An indictment unsealed Wednesday alleges the 48-year-old industrialist and oligarch spearheaded an international titanium mining racket, conspiring to pay bribes of $18.5 million to Indian politicians in return for mining rights.
Firtash and five codefendants who all remain at large overseas allegedly hoped to make $500 million a year by selling the titanium, including to Chicago-based Boeing.
But in the video — recorded Thursday in Austria, where he is free on bail of $174 million while fighting extradition to Chicago — Firtash said that “the accusations leveled against me . . . are completely absurd and unfounded.
“I am sure that all of these false allegations will be dismissed. They are, and in particular the U.S. extradition request, clearly politically motivated.”
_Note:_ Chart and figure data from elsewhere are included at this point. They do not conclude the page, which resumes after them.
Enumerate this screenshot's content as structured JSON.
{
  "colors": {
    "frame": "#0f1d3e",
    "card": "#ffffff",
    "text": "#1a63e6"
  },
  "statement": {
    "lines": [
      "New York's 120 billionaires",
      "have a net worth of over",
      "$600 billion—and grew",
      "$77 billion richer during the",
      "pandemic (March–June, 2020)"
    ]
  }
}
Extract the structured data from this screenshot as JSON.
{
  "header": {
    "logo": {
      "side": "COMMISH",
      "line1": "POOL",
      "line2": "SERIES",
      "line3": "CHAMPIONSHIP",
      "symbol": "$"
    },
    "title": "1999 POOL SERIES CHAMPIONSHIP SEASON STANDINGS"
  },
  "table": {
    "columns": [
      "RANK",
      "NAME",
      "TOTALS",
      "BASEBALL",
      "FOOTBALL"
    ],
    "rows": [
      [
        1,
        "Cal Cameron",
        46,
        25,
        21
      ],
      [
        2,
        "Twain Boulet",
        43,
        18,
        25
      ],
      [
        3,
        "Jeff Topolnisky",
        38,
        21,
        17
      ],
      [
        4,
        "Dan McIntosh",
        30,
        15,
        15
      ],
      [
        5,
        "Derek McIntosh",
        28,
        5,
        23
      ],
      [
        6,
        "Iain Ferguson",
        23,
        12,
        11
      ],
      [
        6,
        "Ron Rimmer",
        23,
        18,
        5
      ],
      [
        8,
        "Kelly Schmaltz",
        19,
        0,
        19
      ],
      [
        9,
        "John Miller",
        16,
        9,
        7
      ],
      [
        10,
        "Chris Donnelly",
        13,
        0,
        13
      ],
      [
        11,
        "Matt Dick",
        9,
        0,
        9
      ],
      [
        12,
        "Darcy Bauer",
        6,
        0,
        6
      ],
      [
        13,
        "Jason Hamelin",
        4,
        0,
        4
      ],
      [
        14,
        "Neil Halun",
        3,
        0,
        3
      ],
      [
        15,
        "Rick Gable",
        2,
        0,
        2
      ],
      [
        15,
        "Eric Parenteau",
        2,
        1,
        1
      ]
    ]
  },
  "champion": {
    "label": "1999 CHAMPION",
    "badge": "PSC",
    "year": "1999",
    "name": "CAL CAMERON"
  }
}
Experts on the unfolding geopolitical crisis in Ukraine have speculated that should he decide to cooperate with the FBI, Firtash, who was closely involved in Russian state gas business Gazprom’s deals in Ukraine, could provide evidence of corrupt deals involving high-placed Russian insiders.
And Firtash’s arrest in Vienna last month came as the U.S. was putting pressure on Russian leader Vladimir Putin to reverse his policy over Crimea, which Russia annexed after Firtash’s Russian-backed ally Viktor Yanukovych was booted from the presidency by pro-Europeans.
Firtash said in his video Thursday that “Ukraine has become the battlefield for the two biggest global players of Russia and the USA. And I have ended up in the center of this political power play.”
The U.S. Attorney’s office denied last month that the case is linked to recent events in Ukraine but declined to comment Thursday.
Though Firtash’s indictment was only unsealed Wednesday, it was returned by a grand jury in Chicago last summer, long before the Ukrainian troubles began, they have pointed out.